I’ll end with a real-life example of an experiment that did not use controls. For this, I’ll turn to my favorite go-to example of terrible science: Andrew Wakefield and his “vaccines cause autism” paper.
You may already know that in 1998, Wakefield conducted a study to see whether there was a cause-and-effect relationship between MMR vaccines and developmental delays in kids. He fudged the results (and did a lot of other sketchy shit), made wild claims that the MMR vaccine causes autism and intestinal issues, and started an anti-vaccine movement the effects of which we can still feel today.
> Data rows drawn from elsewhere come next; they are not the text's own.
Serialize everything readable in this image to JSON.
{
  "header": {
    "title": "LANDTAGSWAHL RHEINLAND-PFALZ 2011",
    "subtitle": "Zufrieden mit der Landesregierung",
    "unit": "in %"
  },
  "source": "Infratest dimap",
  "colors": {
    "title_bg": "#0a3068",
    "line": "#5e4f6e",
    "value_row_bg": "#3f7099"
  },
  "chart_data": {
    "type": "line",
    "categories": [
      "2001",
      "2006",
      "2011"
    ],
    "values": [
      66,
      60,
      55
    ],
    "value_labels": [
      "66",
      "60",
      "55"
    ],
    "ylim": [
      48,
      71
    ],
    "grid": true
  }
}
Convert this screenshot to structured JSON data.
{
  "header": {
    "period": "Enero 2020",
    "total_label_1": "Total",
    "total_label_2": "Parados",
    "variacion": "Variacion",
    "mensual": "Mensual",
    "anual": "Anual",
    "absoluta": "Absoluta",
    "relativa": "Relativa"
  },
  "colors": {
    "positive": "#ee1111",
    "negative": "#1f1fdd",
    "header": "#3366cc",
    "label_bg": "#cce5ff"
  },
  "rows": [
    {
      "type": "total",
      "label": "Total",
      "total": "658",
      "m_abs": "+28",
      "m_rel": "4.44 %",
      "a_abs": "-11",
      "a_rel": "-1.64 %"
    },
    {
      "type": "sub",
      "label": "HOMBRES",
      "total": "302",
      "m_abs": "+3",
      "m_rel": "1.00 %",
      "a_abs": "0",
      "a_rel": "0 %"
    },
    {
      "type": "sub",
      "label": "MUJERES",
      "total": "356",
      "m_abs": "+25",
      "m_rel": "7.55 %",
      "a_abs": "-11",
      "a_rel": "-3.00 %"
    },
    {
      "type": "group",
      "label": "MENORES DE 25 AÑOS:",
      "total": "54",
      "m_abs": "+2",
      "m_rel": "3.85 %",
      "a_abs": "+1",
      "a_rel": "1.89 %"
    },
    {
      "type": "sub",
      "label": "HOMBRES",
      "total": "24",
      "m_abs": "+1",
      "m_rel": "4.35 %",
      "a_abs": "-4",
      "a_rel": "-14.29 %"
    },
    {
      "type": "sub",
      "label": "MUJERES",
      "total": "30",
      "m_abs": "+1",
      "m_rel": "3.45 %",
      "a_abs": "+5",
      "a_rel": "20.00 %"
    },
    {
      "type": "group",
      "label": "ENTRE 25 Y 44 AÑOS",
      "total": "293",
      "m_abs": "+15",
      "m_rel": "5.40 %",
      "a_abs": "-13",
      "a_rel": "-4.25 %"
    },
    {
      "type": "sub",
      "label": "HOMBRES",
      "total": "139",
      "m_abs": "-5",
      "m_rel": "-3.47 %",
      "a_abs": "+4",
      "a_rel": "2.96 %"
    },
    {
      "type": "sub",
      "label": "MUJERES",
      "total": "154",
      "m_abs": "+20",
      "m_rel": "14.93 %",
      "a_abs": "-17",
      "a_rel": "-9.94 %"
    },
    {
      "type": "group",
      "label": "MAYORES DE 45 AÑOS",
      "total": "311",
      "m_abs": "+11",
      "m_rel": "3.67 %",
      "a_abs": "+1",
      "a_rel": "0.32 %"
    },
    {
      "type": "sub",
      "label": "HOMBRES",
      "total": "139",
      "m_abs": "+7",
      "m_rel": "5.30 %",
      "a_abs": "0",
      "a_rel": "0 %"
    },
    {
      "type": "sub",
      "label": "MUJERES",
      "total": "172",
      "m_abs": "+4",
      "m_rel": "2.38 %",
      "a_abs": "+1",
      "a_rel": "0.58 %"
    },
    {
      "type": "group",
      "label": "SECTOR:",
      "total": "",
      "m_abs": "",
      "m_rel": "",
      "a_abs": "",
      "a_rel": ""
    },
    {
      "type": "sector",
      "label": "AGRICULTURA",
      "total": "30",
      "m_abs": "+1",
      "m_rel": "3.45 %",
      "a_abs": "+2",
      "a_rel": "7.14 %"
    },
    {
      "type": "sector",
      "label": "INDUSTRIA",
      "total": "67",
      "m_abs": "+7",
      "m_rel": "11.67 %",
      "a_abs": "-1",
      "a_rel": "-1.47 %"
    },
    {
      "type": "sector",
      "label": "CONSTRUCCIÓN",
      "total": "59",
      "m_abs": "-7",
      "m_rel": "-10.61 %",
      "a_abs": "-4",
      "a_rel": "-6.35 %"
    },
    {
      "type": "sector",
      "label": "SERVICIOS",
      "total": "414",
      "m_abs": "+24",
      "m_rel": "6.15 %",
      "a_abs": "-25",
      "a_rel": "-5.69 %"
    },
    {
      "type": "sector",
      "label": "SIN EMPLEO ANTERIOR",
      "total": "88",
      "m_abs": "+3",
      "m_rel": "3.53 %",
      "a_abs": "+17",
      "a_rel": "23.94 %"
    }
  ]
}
I mentioned in my last post that for a study like this, researchers will try to get groups of hundreds of people at least… often thousands. Wakefield used only 12. So, already, the sample size is a giant red flag.
Now let’s talk controls. Here’s a basic example of how this study might be carried out, if proper scientific method were followed:
- Observation: Some children are manifesting signs of behavioral issues like autism.
- Question: Why are these kids showing behavioral issues?
- Hypothesis: The kids are showing behavioral issues because they received the MMR vaccine.
- Prediction: Children who received the MMR vaccine show significantly more behavioral issues than children who did not get the vaccine.
- Test: Measure rates of autism in a group of children who received the MMR vaccine.
- Include controls: Compare autism rates in a group of children who did not receive the MMR vaccine.
Basically, Wakefield fudged his way through everything after #5. He took 12 kids with developmental issues and looked back to see whether they’d gotten the MMR vaccine. Turns out, yep! They had!
But think. In 1998, 600,000 children per year were getting the vaccine in the UK. Autism and other developmental disorders tend to become obvious when the child is, you know, developing. That means that, by nature, kids will be getting their shots around the same time that they start showing signs of a disorder. Does that mean the shot is causing the disorder?
No. That would be like saying puberty is caused by internet porn searches.
So what would you do with this information? You, who by now understands the importance of controls, might go find a ton of kids without developmental issues, and see how many of them had gotten the vaccine. Turns out, it’s a lot! In a 2002 study in the New England Journal of Medicine, a group of 440,655 vaccinated kids was compared to a group of 96,648 unvaccinated kids. That’s a hell of a sample size. There was no difference in the rates of autism between the two groups.
Importantly, those researchers controlled for confounding variables. They took care to make the two groups as similar as possible. This means the only difference was that one group got the MMR shot, and the other did not.
There were many other issues with Dr. Sketchy McDodgyface’s paper; Vox summarized these very nicely earlier this year, and I’m sure we’ll touch on these in later posts. Perhaps the most colorful snippet is that the guy paid his 10-year-old kid’s friends to donate their blood for the study. That doesn’t have much to do with controls… I just really like telling people about it.